Interpretive Summary:

Technical Abstract: With improved cattle genetics and stocker management, stocker calves are heavier at the end of the production cycle and are sometimes discounted when sold in the spring as feeders. The objective of this experiment was to compare animal performance of stocker calves finished on pasture to a conventional confinement feeding system. Beef calves (N=278) were born in the spring, weaned in the fall, and transported from Booneville, AR or Uvalde, TX to El Reno, OK to graze winter wheat and/or dormant native prairie during the winter and wheat pasture in the spring.
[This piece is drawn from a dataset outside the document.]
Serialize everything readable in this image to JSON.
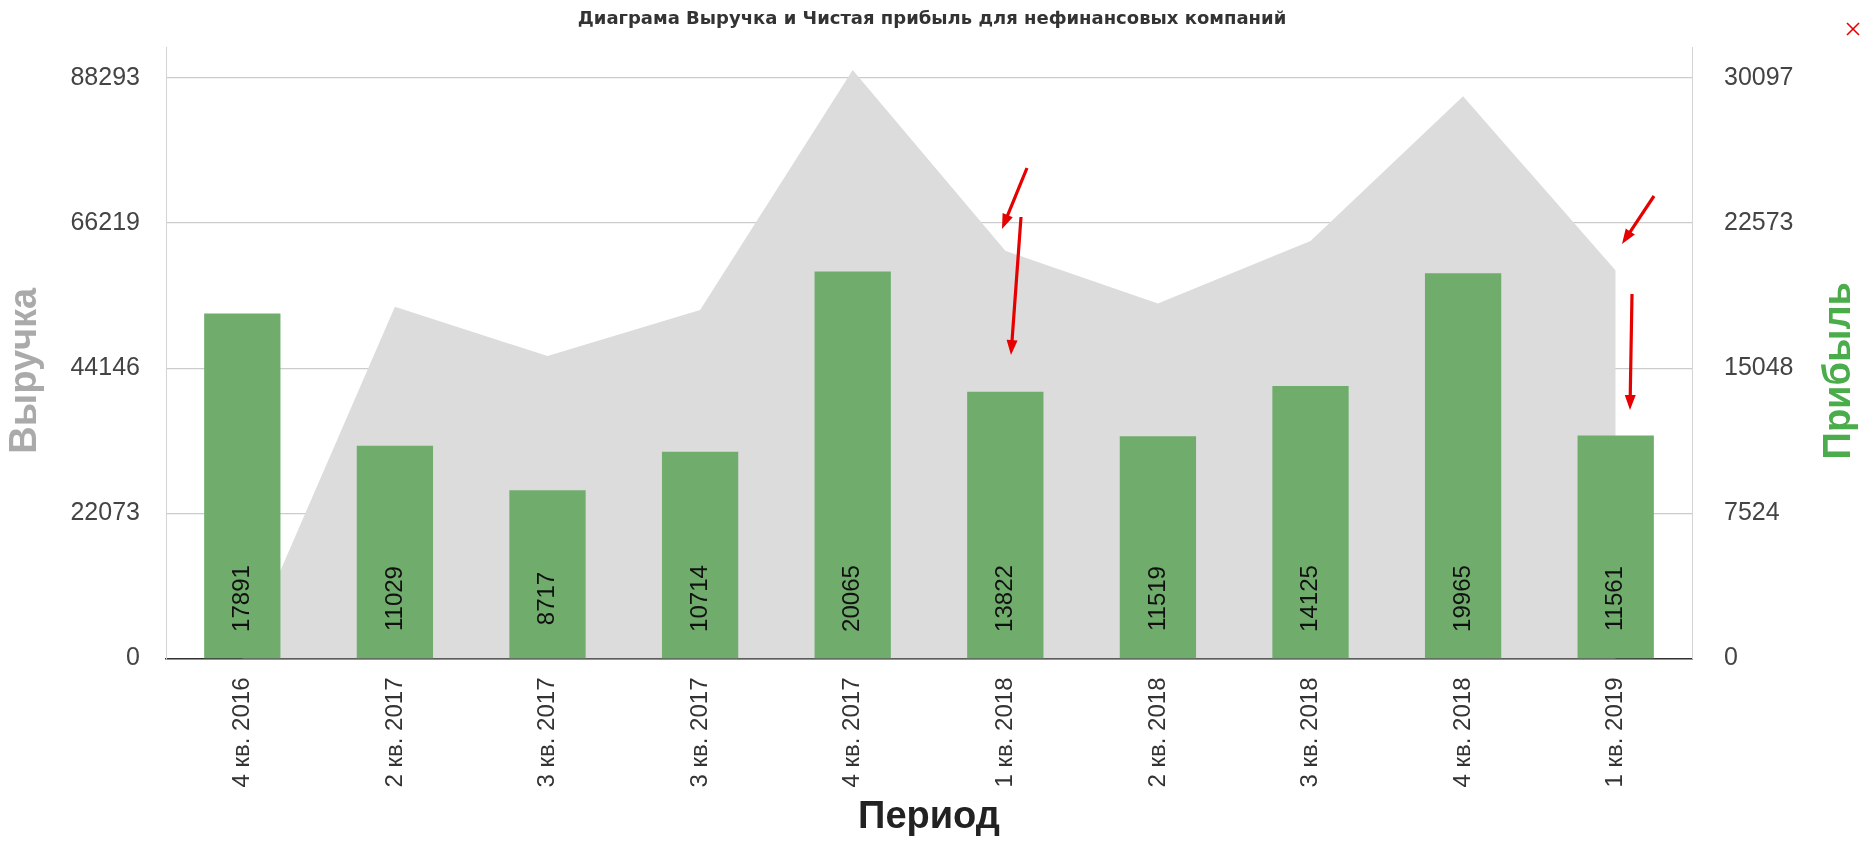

In June of each year, calves were blocked by breed, source and any previous treatments. They were then randomly assigned within block to; 1) a conventional total confinement finishing system (FEEDLOT) or 2) a new system (GRAIN-ON-GRASS) where calves grazed warm season grass pastures at a stocking rate of 9.9 calves/ha with ad libitum access to a high grain diet. Average final BW (526 kg) and overall ADG (1.16 kg) were similar across finishing system. Calves in the GRAIN-ON-GRASS group were on feed for 10 d less (P < 0.01) than the calves in the FEEDLOT (137 vs 147) and consumed less (P < 0.05) feed (1087 vs 1312 kg). Calves in the GRAIN-ON-GRASS group had similar hot carcass weights (320 vs 326 kg), less (P < 0.04) carcass fat thickness (10.6 vs 11.1 mm), lower quality grade (10.6 vs 11.1; choice = 13.0), and lower yield grade (2.55 vs 2.86) than calves finished under the FEEDLOT system. We conclude that heavy stocker calves can be finished on grass pastures with less feed inputs as compared to a conventional feedlot system.